The next up newsletter was going to be about the “Absolutely Fabulous” episode, “Poor,” which I think about constantly, specifically the part where Patsy pushes a whole row of shopping carts, so unfamiliar is she with the concept of a supermarket. But I am changing course because of the very sad news that Cloris Leachman has died, at 94. Leachman was an incredibly accomplished actress, but I bring her up here because: Phyllis Lindstrom. Failed completist that I am, I never saw spinoff “Phyllis,” but I have seen and re-seen and re-re-re-re-seen “The Mary Tyler Moore Show,” albeit not recently enough to have the best Phyllis moments lined up.
Phyllis and Rhoda are two alternate paths Mary might have gone down. Rhoda’s an experiment in, what if Mary cared a bit less what others thought of her, and wasn’t hung up on being a good girl. (Not that Rhoda ever does anything remotely racy, but she’s not eager to please the way Mary is.) Phyllis, meanwhile, is the hypothetical Mary who did marry the sensible fiancé, the one who dumped her, thus forming the catalyst for the show.
The brilliance of Phyllis as a concept is that she is, for all practical purposes, exactly as single as Mary and Rhoda, if not more so. Her husband is offscreen character Lars, a sort of meta-nonentity, the husband who is simply too boring to appear. Phyllis isn’t available or dating or anything, but she can hardly be the appendage of her man (ala Georgette, who only appears in relation to boyfriend Ted) when this man is only ever referenced. Forget Bechdel tests. The Lars test, for a show where men exist only insofar as women see them as worth mentioning.
Phyllis fancies herself an enlightened, consciousness-raised, feminist sort of a housewife. In this, maybe she was representative of her moment (what do I know of the 1970s except from television?), but definitely 500% she anticipated many a moment to come. Sure, the facts of her life involve housework and child-rearing (not that tween-then-teen daughter Bess needs much in that department by the time we meet her - she’s far more mature than her mother), but she is not like other women. She is sophisticated, worldly, knowledgeable. An empowered woman, despite not particularly doing anything, and definitively (oh, this comes up) not earning money. She hates Rhoda because Rhoda sees through her pretentiousness, but adores Mary, why? Because Mary allows her to treat her like a naive idiot child. Oh Mary, so unversed in the ways of the world, let your good friend Phyllis (who is your age) sit you down and tell you about life amongst the grown-ups.

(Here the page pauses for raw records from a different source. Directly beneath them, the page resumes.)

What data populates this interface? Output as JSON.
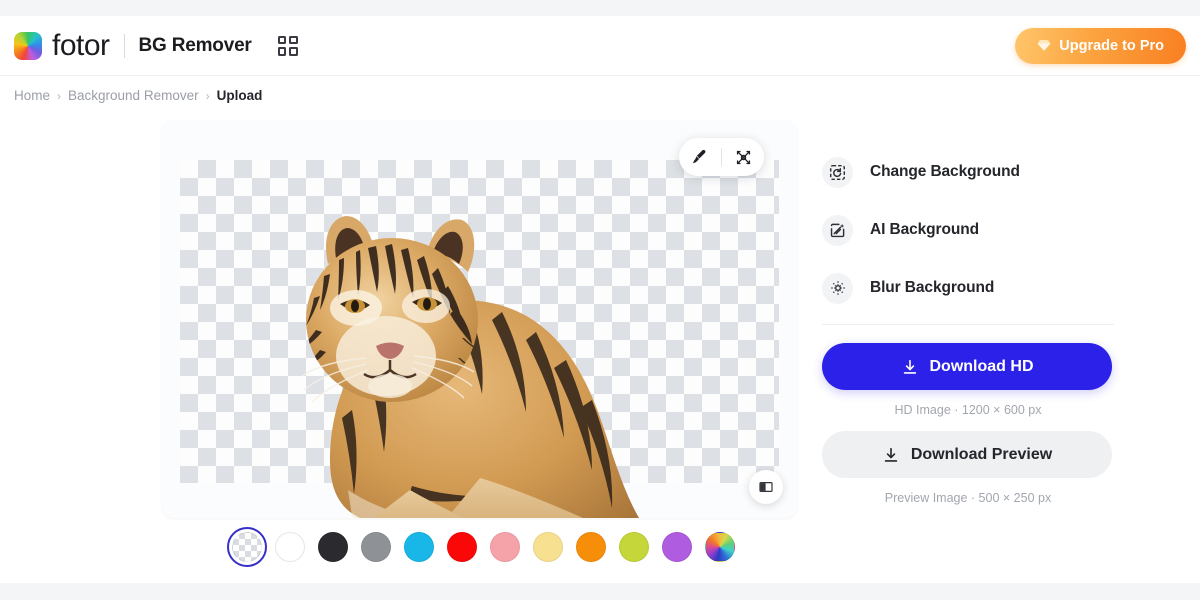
{
  "header": {
    "logo_text": "fotor",
    "logo_icon": "color-wheel-icon",
    "app_title": "BG Remover",
    "apps_icon": "grid-apps-icon",
    "upgrade_label": "Upgrade to Pro",
    "upgrade_icon": "gem-icon",
    "upgrade_gradient_from": "#ffc66b",
    "upgrade_gradient_to": "#f97f22"
  },
  "breadcrumb": {
    "items": [
      {
        "label": "Home",
        "current": false
      },
      {
        "label": "Background Remover",
        "current": false
      },
      {
        "label": "Upload",
        "current": true
      }
    ],
    "separator": "›"
  },
  "canvas": {
    "tools": [
      {
        "name": "brush-tool",
        "icon": "brush-icon"
      },
      {
        "name": "erase-restore-tool",
        "icon": "magic-eraser-icon"
      }
    ],
    "compare_icon": "before-after-compare-icon",
    "background": "transparent-checkerboard",
    "subject": "tiger-cub-cutout"
  },
  "swatches": {
    "selected_index": 0,
    "ring_color": "#3730c8",
    "items": [
      {
        "name": "transparent",
        "color": "transparent",
        "type": "checker"
      },
      {
        "name": "white",
        "color": "#ffffff",
        "type": "solid"
      },
      {
        "name": "black",
        "color": "#2b2b2f",
        "type": "solid"
      },
      {
        "name": "gray",
        "color": "#8e9196",
        "type": "solid"
      },
      {
        "name": "cyan",
        "color": "#19b7e8",
        "type": "solid"
      },
      {
        "name": "red",
        "color": "#fa0808",
        "type": "solid"
      },
      {
        "name": "pink",
        "color": "#f5a3a8",
        "type": "solid"
      },
      {
        "name": "light-yellow",
        "color": "#f7e08f",
        "type": "solid"
      },
      {
        "name": "orange",
        "color": "#f78e0a",
        "type": "solid"
      },
      {
        "name": "yellow-green",
        "color": "#c4d63a",
        "type": "solid"
      },
      {
        "name": "purple",
        "color": "#b05ce0",
        "type": "solid"
      },
      {
        "name": "custom-picker",
        "color": "rainbow",
        "type": "wheel"
      }
    ]
  },
  "panel": {
    "options": [
      {
        "label": "Change Background",
        "icon": "change-background-icon"
      },
      {
        "label": "AI Background",
        "icon": "ai-background-icon"
      },
      {
        "label": "Blur Background",
        "icon": "blur-background-icon"
      }
    ],
    "download_hd": {
      "label": "Download HD",
      "icon": "download-icon",
      "note": "HD Image · 1200 × 600 px",
      "color": "#2b21e8"
    },
    "download_preview": {
      "label": "Download Preview",
      "icon": "download-icon",
      "note": "Preview Image · 500 × 250 px",
      "color": "#eef0f2"
    }
  }
}
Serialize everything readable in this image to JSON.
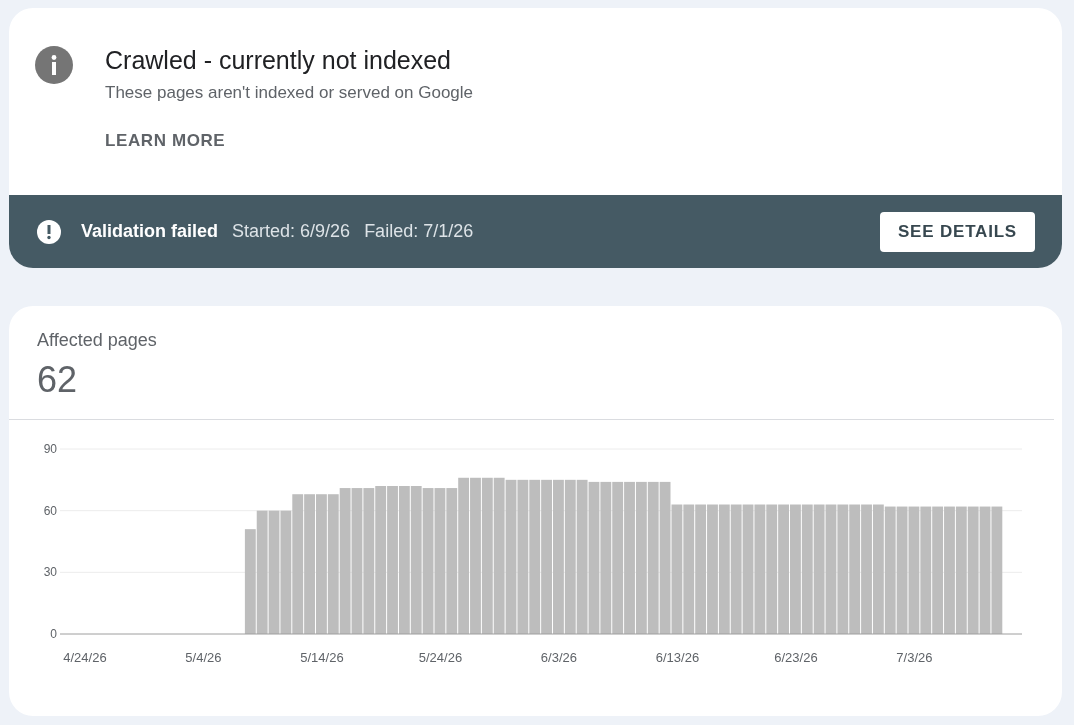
{
  "issue": {
    "title": "Crawled - currently not indexed",
    "description": "These pages aren't indexed or served on Google",
    "link": "LEARN MORE"
  },
  "validation": {
    "status": "Validation failed",
    "started": "Started: 6/9/26",
    "failed": "Failed: 7/1/26",
    "button": "SEE DETAILS"
  },
  "summary": {
    "label": "Affected pages",
    "value": "62",
    "chart_data": {
      "type": "bar",
      "categories": [
        "4/24/26",
        null,
        null,
        null,
        null,
        null,
        null,
        null,
        null,
        null,
        "5/4/26",
        null,
        null,
        null,
        null,
        null,
        null,
        null,
        null,
        null,
        "5/14/26",
        null,
        null,
        null,
        null,
        null,
        null,
        null,
        null,
        null,
        "5/24/26",
        null,
        null,
        null,
        null,
        null,
        null,
        null,
        null,
        null,
        "6/3/26",
        null,
        null,
        null,
        null,
        null,
        null,
        null,
        null,
        null,
        "6/13/26",
        null,
        null,
        null,
        null,
        null,
        null,
        null,
        null,
        null,
        "6/23/26",
        null,
        null,
        null,
        null,
        null,
        null,
        null,
        null,
        null,
        "7/3/26",
        null,
        null,
        null,
        null,
        null,
        null,
        null
      ],
      "series": [
        {
          "color": "#bdbdbd",
          "values": [
            null,
            null,
            null,
            null,
            null,
            null,
            null,
            null,
            null,
            null,
            null,
            null,
            null,
            null,
            51,
            60,
            60,
            60,
            68,
            68,
            68,
            68,
            71,
            71,
            71,
            72,
            72,
            72,
            72,
            71,
            71,
            71,
            76,
            76,
            76,
            76,
            75,
            75,
            75,
            75,
            75,
            75,
            75,
            74,
            74,
            74,
            74,
            74,
            74,
            74,
            63,
            63,
            63,
            63,
            63,
            63,
            63,
            63,
            63,
            63,
            63,
            63,
            63,
            63,
            63,
            63,
            63,
            63,
            62,
            62,
            62,
            62,
            62,
            62,
            62,
            62,
            62,
            62
          ]
        }
      ],
      "ylim": [
        0,
        90
      ],
      "yticks": [
        0,
        30,
        60,
        90
      ]
    }
  }
}
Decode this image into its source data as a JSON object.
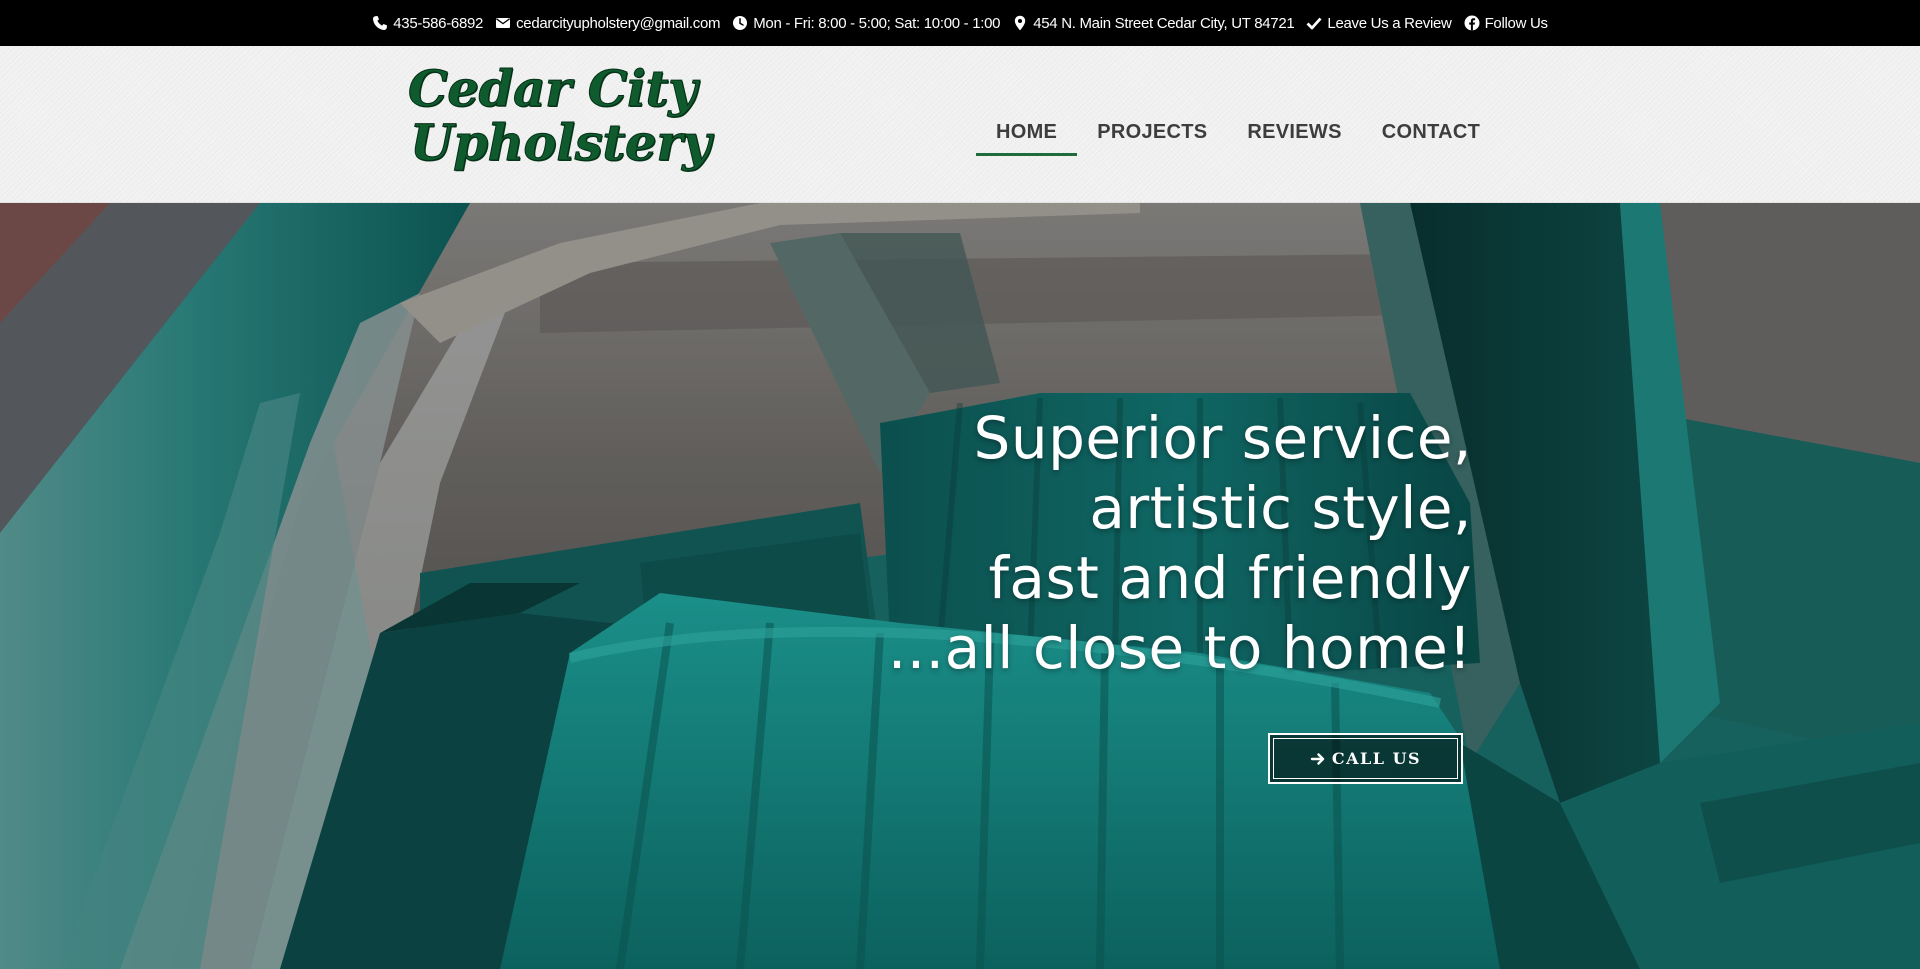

There are lots of good Phyllis moments, such as the ep where Lars ‘has an affair,’ or where she stage-moms Bess into ‘writing a book.’ But peak Phyllis is the one where Phyllis’s brother comes to town. It’s Phyllis’s great hope that Mary and this brother whose name I’m too tired to google will marry and happily ever after (whatever this would mean for Phyllis; remember that Lars is a bit spectral). But instead he winds up hitting it off with Rhoda. Phyllis cannot be more devastated. Rhoda!
But then everything turns out fine because Phyllis’s brother — and remember, this was light years before “Will and Grace,” when Mr. Humphries was left ambiguous — comes out as gay. Phyllis is positively thrilled to bits. Having a gay brother is exactly the sort of thing (proto-Edina Monsoon?) Phyllis would find cultured and somehow evidence of her own sophistication, but mostly there’s the matter at hand, namely that him being gay means he’s not with Rhoda. But again, this doesn’t quite come across as a homophobic joke (as in ‘even a man would be better than Rhoda) because Phyllis is plainly delighted.
I am Rhoda, I am Phyllis, and once in a blue moon maybe even Mary. RIP all three.